For retail investors and university finance directors, this case reads like a sector-wide stress test: concentration risk in one student market, market access risk when platforms or websites are blocked, litigation exposure from supply chain allegations, and an insurance gap that can freeze activity. A July 2024 internal email put it plainly: trying to retain business in China and publishing contentious research had become untenable bedfellows. That friction stems from a funding model that leans on international fees while research remains global and sometimes politically sensitive.
Practical steps exist. Diversify recruitment so no single country dominates a cohort. Treat market access as an operational risk: mirror critical student services, keep alternative enrolment routes ready, and plan for DNS or firewall blocks. Build robust pre-publication legal review for high-risk reports, confirm indemnity limits in advance, and engage insurers early. Set clear, public red lines on academic freedom so overseas offices, partners and underwriters understand the framework before pressure arrives.

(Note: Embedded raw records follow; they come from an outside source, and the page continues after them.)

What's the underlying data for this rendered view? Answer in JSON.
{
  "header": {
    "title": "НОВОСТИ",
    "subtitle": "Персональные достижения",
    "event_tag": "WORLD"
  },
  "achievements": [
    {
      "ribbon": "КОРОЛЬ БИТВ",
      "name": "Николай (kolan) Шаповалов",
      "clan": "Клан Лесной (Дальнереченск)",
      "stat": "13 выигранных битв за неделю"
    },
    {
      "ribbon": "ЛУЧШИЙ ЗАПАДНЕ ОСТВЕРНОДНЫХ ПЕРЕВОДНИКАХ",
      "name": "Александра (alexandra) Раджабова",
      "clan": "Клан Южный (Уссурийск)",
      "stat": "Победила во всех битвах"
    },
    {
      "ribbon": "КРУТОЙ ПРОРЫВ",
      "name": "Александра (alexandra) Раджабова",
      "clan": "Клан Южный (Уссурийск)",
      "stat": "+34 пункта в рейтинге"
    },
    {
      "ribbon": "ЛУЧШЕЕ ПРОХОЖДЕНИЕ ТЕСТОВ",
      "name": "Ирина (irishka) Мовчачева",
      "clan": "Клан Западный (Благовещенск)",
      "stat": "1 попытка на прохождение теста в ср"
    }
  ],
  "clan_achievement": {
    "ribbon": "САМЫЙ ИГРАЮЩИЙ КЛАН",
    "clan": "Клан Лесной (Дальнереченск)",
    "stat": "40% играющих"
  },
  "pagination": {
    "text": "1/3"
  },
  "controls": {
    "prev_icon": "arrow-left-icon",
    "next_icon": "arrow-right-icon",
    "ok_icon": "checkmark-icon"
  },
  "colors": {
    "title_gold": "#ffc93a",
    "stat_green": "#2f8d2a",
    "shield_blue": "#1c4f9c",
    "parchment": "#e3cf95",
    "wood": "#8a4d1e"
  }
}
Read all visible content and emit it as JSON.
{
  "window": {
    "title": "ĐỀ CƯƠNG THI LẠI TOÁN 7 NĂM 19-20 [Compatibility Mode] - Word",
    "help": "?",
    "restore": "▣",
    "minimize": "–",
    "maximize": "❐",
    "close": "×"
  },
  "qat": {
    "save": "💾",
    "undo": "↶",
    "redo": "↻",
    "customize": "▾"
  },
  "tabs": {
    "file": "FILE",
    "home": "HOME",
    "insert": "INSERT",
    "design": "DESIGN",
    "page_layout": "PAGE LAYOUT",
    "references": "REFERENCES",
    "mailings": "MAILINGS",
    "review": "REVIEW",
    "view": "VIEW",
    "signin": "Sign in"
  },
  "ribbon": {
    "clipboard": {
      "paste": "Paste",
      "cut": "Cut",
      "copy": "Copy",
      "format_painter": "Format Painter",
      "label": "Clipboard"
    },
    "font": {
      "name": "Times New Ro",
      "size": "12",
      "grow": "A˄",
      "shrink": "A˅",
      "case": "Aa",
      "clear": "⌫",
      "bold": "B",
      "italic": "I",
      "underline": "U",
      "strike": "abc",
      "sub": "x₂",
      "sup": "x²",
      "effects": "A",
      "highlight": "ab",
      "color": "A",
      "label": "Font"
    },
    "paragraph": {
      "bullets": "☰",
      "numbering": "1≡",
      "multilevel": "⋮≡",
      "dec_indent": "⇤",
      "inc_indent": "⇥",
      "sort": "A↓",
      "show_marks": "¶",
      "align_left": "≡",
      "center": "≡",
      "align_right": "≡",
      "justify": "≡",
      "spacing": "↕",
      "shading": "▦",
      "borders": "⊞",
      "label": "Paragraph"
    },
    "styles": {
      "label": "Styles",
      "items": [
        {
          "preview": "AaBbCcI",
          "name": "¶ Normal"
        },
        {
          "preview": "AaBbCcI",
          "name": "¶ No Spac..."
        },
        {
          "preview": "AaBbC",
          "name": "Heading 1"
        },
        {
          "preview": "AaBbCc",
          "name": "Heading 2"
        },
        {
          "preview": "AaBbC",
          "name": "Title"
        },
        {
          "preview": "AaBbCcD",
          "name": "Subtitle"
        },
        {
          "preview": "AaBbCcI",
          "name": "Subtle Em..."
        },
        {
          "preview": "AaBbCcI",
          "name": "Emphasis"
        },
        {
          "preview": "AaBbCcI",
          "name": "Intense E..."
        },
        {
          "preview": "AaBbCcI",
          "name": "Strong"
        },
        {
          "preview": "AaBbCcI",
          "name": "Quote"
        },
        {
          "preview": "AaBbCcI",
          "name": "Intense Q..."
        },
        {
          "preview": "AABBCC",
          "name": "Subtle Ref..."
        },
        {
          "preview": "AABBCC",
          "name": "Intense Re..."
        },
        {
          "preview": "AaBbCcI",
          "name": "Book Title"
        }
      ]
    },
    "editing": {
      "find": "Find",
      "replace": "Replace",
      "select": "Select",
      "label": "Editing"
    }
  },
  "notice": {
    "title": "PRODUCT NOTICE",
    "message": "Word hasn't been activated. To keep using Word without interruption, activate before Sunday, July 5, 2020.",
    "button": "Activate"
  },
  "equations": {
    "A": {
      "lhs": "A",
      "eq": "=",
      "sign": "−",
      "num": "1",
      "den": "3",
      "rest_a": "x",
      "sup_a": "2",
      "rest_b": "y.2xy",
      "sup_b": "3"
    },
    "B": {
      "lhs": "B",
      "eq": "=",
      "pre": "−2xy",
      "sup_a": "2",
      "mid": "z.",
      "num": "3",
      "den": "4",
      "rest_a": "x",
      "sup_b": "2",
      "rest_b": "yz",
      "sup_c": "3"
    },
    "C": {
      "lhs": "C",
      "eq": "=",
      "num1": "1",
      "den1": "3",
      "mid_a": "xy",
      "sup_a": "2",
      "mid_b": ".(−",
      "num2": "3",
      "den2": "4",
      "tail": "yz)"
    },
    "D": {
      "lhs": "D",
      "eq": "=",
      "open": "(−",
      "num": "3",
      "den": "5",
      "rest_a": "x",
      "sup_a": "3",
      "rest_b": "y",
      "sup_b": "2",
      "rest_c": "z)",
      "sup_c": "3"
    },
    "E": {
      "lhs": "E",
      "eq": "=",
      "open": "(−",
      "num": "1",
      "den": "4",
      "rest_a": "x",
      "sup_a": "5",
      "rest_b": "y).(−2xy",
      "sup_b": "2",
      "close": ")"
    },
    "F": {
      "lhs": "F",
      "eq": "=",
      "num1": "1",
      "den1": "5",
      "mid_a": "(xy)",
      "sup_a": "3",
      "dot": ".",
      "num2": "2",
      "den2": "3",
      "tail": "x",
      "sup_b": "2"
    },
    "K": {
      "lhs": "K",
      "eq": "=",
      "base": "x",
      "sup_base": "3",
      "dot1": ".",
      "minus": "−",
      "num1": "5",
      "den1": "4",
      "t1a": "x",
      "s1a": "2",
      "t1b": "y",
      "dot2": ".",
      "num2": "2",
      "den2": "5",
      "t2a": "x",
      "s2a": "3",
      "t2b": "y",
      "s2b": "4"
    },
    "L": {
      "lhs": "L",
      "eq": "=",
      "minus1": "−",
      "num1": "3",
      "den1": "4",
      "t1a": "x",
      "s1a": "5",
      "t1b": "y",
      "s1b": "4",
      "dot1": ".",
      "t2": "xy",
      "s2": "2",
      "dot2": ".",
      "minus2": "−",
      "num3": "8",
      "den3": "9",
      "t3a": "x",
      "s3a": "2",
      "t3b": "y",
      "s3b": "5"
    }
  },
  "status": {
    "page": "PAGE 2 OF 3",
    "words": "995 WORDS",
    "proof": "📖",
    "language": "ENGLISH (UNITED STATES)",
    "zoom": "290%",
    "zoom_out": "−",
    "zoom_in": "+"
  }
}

What to watch next is straightforward. First, whether the pending libel case tightens or loosens professional indemnity appetite for research units across the sector. Second, how the Higher Education (Freedom of Speech) Act 2023 is applied in future disputes. Third, whether China-origin enrolments stabilise or slide further in 2025/26. Hallam’s apology is a reset; the real test is whether governance and risk budgets now match the rhetoric.